Concrete is the main structural material used in the construction of buildings, infrastructure and civil parts of industrial plants. Its production, particularly the manufacture of clinker, requires a considerable amount of energy and involves the emission of various pollutants into the atmosphere. The building and construction sector has introduced numerous substitute materials characterized by excellent technological and environmental performance, but in many applications, the use of concrete remains technically and economically unavoidable. To mitigate the environmental impact of concrete, and at the same time improve the durability characteristics of the finished product, cement mixes have been developed with the partial substitution of clinker with elements such as natural pozzolans or derived from the steel industry.
This study analyses the mechanical and environmental performance of concretes made with cements in which clinker is partially replaced with ash of organic waste.

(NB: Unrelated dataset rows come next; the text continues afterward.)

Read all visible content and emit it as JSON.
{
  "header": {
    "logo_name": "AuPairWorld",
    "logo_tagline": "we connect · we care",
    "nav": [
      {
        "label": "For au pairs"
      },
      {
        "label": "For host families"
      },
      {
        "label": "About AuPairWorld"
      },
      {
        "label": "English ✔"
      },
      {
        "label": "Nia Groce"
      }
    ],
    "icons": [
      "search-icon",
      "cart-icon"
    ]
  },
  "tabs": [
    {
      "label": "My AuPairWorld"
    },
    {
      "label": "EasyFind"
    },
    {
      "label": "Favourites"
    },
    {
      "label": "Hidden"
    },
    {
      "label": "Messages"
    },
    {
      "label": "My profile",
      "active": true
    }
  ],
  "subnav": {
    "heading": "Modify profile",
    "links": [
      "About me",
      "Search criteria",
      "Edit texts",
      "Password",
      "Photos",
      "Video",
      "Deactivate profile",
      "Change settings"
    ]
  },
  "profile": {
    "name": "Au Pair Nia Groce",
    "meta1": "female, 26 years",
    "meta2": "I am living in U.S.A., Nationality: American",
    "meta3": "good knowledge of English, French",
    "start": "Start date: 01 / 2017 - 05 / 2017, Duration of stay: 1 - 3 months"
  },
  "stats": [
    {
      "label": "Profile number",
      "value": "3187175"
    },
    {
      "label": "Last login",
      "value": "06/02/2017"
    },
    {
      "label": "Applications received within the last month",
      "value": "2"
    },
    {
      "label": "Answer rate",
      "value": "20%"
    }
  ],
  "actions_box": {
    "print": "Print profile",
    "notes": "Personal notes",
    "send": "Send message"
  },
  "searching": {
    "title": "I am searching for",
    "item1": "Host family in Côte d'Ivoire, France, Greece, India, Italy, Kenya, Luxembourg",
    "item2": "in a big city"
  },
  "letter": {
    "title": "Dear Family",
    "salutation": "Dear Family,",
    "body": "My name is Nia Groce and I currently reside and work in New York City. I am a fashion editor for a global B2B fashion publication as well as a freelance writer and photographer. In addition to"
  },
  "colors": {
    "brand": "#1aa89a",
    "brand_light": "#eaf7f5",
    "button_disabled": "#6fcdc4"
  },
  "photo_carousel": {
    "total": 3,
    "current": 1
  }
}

Through the combustion of organic waste, we can have a dual benefit: energy production and a circular waste management strategy. The main objective of this research is to conduct a Life Cycle Assessment (LCA) following a consequential approach to evaluate the environmental performance of concrete incorporating varying percentages of organic waste ash. At the same time, the study aims to assess the mechanical properties of concrete mixtures to determine their suitability in structural applications. A comprehensive LCA is performed to quantify the environmental impacts from the production to the disposal phase of this new type of blend.
Ash production is carried out by the authors within the experimental programme in order to have full control over the operational combustion parameters and to measure the numerous physico-chemical and energy parameters of the process and the ash obtained. Cement is procured from a cement plant capable of producing certified ultra-pure clinker. Starting with these materials, concrete specimens are made to be subjected to mechanical, microstructural and chemical-physical tests to ascertain their strength characteristics in comparison with those of specimens made with ordinary cement.
The results will promote the principles of the circular economy by demonstrating the valorization of organic waste and its potential contribution to reducing the environmental impact of the concrete industry.